Morgan Stanley crushed profit expectations on trading and investment banking results that exceeded analysts’ expectations.
The New York-based company said profit surged 39 percent to $2.44 billion in the second quarter from a year earlier, exceeding the $2 billion estimate of analysts surveyed by Thomson Reuters. Earnings per share of $1.30 exceeded the $1.11 estimate. Revenues climbed 12 percent to $10.6 billion, about $500 million more than analysts expected.
The shares climbed more than 3 percent in pre-market trading in New York.
In the bank’s equities division, the biggest on Wall Street, the firm delivered $2.5 billion in revenue on good performance across all products, especially financing, compared with the $2.29 billion estimate. It’s bond-trading department produced $1.4 billion, compared with the $1.29 billion estimate, on higher results in commodities and credit.
Investment banking, which includes deal advisory and stock and bond issuance, generated $1.7 billion in revenue, compared with the $1.54 billion estimate. The business exceeded expectations across deal-making and capital markets units, the bank said.
“We reported robust revenue and earnings growth this quarter with strength across all businesses and geographies,” Chief Executive Officer James Gorman said in a statement. “Our strong global franchise positions us well to continue to grow organically across each of our businesses and to deliver operating leverage.”
Still, revenues in wealth management and investment management were slightly below expectations. Wealth management produced $4.3 billion in revenue, compared to the $4.43 billion estimate, as the company said transactional revenues declined by almost 10 percent thanks to lower fixed income results. Investment management, the smallest of the firm’s three main divisions, generated $691 million in revenue, below the $707.9 million estimate.
Under Gorman, 59, Morgan Stanley has emphasized its wealth-management division, a far steadier business than trading operations. He has also overhauled its fixed-income business, moves that helped the firm eclipse rival Goldman Sachs in market capitalization earlier this year. The executive behind that bond-trading rebound, Ted Pick, was promoted this month to gain oversight of investment-banking activities.
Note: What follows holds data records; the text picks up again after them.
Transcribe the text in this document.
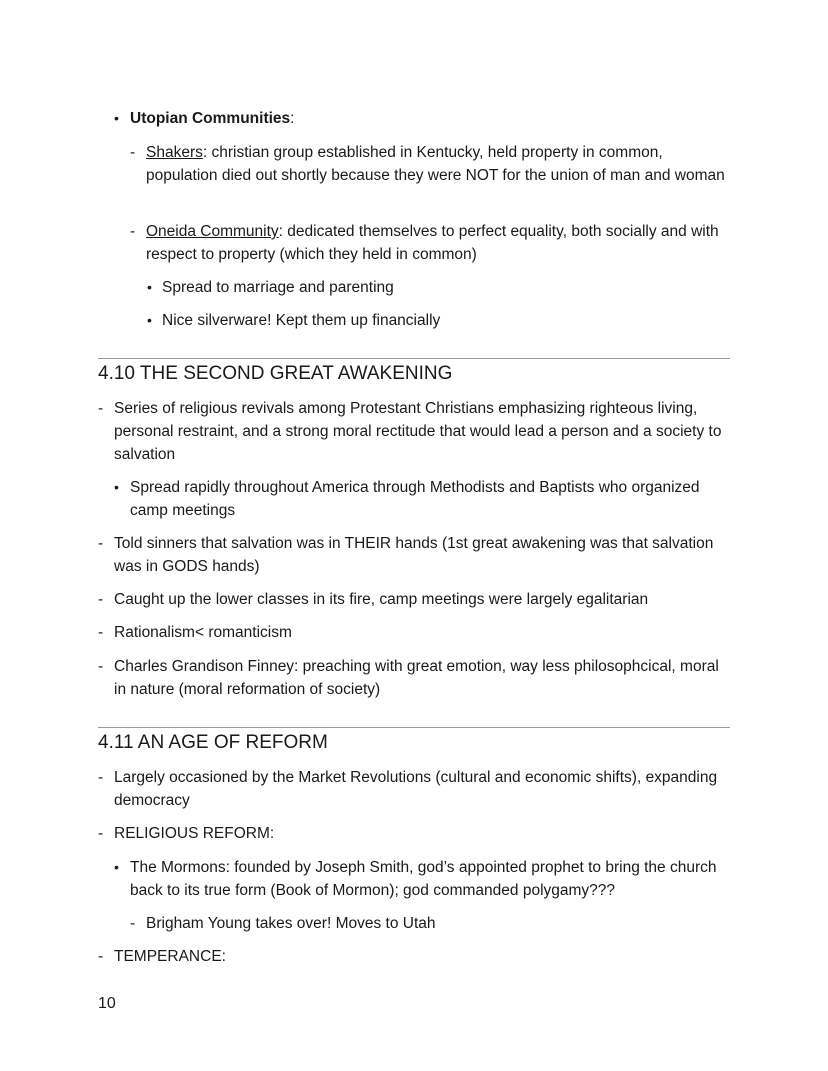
• Utopian Communities:
- Shakers: christian group established in Kentucky, held property in common, population died out shortly because they were NOT for the union of man and woman
- Oneida Community: dedicated themselves to perfect equality, both socially and with respect to property (which they held in common)
• Spread to marriage and parenting
• Nice silverware! Kept them up financially
4.10 THE SECOND GREAT AWAKENING
- Series of religious revivals among Protestant Christians emphasizing righteous living, personal restraint, and a strong moral rectitude that would lead a person and a society to salvation
• Spread rapidly throughout America through Methodists and Baptists who organized camp meetings
- Told sinners that salvation was in THEIR hands (1st great awakening was that salvation was in GODS hands)
- Caught up the lower classes in its fire, camp meetings were largely egalitarian
- Rationalism< romanticism
- Charles Grandison Finney: preaching with great emotion, way less philosophcical, moral in nature (moral reformation of society)
4.11 AN AGE OF REFORM
- Largely occasioned by the Market Revolutions (cultural and economic shifts), expanding democracy
- RELIGIOUS REFORM:
• The Mormons: founded by Joseph Smith, god’s appointed prophet to bring the church back to its true form (Book of Mormon); god commanded polygamy???
- Brigham Young takes over! Moves to Utah
- TEMPERANCE:
10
The firm was forced last month to maintain its capital-return plans unchanged from last year after fumbling a key part of its annual stress test. The company said Wednesday that, as expected, it raised its quarterly dividend to 30 cents a share from 25 cents and authorized a $4.7 billion share buyback program, which is consistent with its 2017 plan. Morgan Stanley shares are down 6.2 percent this year before Wednesday, under-performing the KBW Bank Index, which is almost unchanged.